The point of tangency is the Anti-Steiner point of $O$ wrt $\triangle ABC$. One can show with angle chasing that points $O_A,A_C,B_C,O_B$ are collinear, and similarly other collinearities. So basically, $\triangle O_aO_bO_c$ is just the triangle formed by lines $$ A_CB_C,B_AC_A,C_B,A_B $$ Now our problem is simply equivalent to Problem 3.1 of this handout (also linked before). $\blacksquare$

Let the tangential triangle be $XYZ$. By Feuerbach theorem, it is sufficient to prove that $\Omega:=(O_aO_bO_c)$ is the nine-point circle of $\bigtriangleup XYZ$. Let $(AA_bA_c)\cap(ABC)=T\neq A$ and let the $A$-antopode be $A’$. Note that $\angle AA_bA_c=90^{\circ}-\angle B= 90^{\circ}-1/2\cdot\angle AOC=\angle OAA_c$ so AO is tangent to $(AA_bA_c)$. From this, it follows that $O_a$ is on $YZ$ and that $(ABC)$ and $(AA_bA_c)$ are orthogonal. We shall prove that O_a is the midpoint of YZ which finished the problem.
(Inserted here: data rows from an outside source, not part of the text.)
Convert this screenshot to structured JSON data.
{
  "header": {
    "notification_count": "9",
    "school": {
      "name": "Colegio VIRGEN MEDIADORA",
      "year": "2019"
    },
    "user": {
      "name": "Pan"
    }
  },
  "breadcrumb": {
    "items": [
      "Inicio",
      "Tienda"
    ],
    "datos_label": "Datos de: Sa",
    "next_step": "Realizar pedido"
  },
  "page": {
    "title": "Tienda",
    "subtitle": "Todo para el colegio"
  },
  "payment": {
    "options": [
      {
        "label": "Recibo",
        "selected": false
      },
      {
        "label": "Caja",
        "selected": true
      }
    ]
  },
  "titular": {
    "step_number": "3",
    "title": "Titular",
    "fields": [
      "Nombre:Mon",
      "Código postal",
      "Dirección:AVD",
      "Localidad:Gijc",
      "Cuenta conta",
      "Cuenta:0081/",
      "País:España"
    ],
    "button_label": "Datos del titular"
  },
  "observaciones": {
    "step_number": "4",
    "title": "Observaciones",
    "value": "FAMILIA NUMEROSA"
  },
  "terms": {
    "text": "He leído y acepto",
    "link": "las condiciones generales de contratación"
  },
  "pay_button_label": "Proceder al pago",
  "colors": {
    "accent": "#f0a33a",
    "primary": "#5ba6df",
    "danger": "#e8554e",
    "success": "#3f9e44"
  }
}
Let $B’$, $C’$, and $T’$ be the midpoints of $AB$, $AC$, and $AT$, respectively. Let $P_{\infty}$ be the point at infinity along $YZ$. Indeed, \begin{align*} -1&=(A,T;A_b,A_c)\\ &= (AA,AT;AA_b,AA_c)\\ &=(A’,T;B,C)\\ &=(O,T’;B’,C’)\\ &=(P_{\infty},O_a;Y,Z) \end{align*}where the two last equalities follow from homothety in $A$ and inversion in $(ABC)$.